Вдруг остановились, разбудили, что такое. Собаки разлаялись, вроде няни, завиляли серыми, гнутыми хвостами. Ее вынули и положили наоборот, и другую арапку опять в ноги. Понятно стало, что теперь они спускались. Не глупая ведь. И так стали ехать то все вверх, а то вдруг вниз. Потому ее и перекладывали. Потом почему-то перекладывать перестали, только две арапки улеглись, одна в ноги, другая в голову. А третья с собаками на полу. Когда голова ее была внизу, в зазор между ковров было видно, как на лошадях трусили Главный, и доктор, и капеллан, и охрана с алебардами. А когда вверху, то видно было небо, такое синее, как у них оно бывало только в соборе, на витражах. А настоящее небо у них дома было серое или на худой конец зеленое. А таким синим не бывало никогда. В небе тут были птицы. Одни летали прямо, другие зигзагами. Зигзагами летали ласточки, она их узнала, няня еще так руками разводила, когда ей показывала. Дорога и пыль от копыт и колес из серой стала розовой. Деревья тоже тут были другие, высокие и черные, как пальцы, тычущие в небо. Раньше она таких не видала.

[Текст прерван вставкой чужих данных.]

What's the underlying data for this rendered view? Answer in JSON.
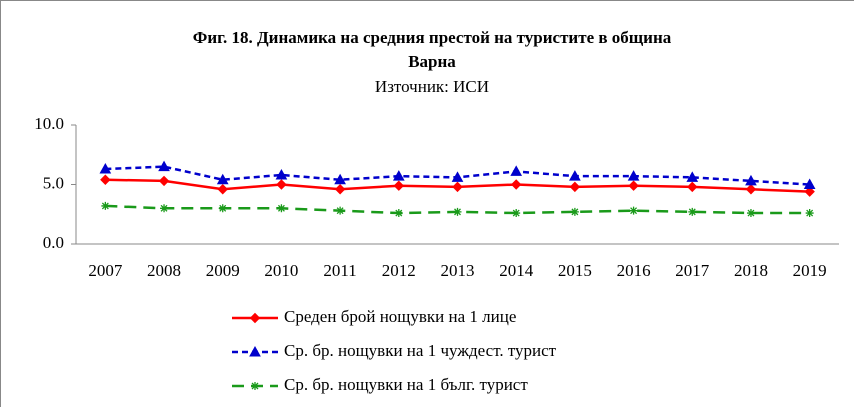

Опять останавливались, но только чтобы спать. Спать в большой кровати в доме было приятно. У нее болели колени и в спине.

Когда только еще высаживались, их вышли толпой встречать. Но не народ. Она догадалась, что это был здешний Главный или даже Непреложный их, ей не сказали, а сказали только – Принчипе, и по кругу от него был его придворный люд. Ее же взяли под руки и подвели к нему навстречу под легким балдахином. Солнце пекло, и свет был опять очень яркий в глаза. Сильней, чем было нужно, чтобы видеть и не щуриться. Это было новостью, надо было приспособиться – чтоб на яркость отвечать неподвижностью. Принчипе их был старый, с белыми волосами, но стройный, как ее арапки, и одет в короткое – так что круп его был виден, как у лошадей. Камзол был такой развышитый, богатый. Руки в кольцах и перстнях, как у нее.

Ее повели отдельно. Раздели. Мыли. Было приятно. Она уже лежала в постели, вытянув ноги, почесываясь, как вдруг в комнату вошел зверь, остановился напротив и стал смотреть на нее своим волосатым, как будто человеческим, даже детским лицом. Она закричала, арапки проснулись. Поймали зверя. Стали смеяться. Пришел доктор, сказал, что кошка, что это она в сумерках. А она испугалась, приняла за дьявола. Очень болели ноги. Арапки ей их мяли, и потом ей хорошо спалось.

Утром одели, объяснили, что поведут к Принчипе. Было странно, что заранее сказали. Неужто за него в замуж? Он опять был в коротком: вышитом, но в другом. По камзолу его шли такие серебром цветы. Он ходил вокруг нее, разглядывал, как будто доктор. Потом отошел на расстояние, взглянул еще раз и, обратившись к Главному, произнес негромко – ита эст.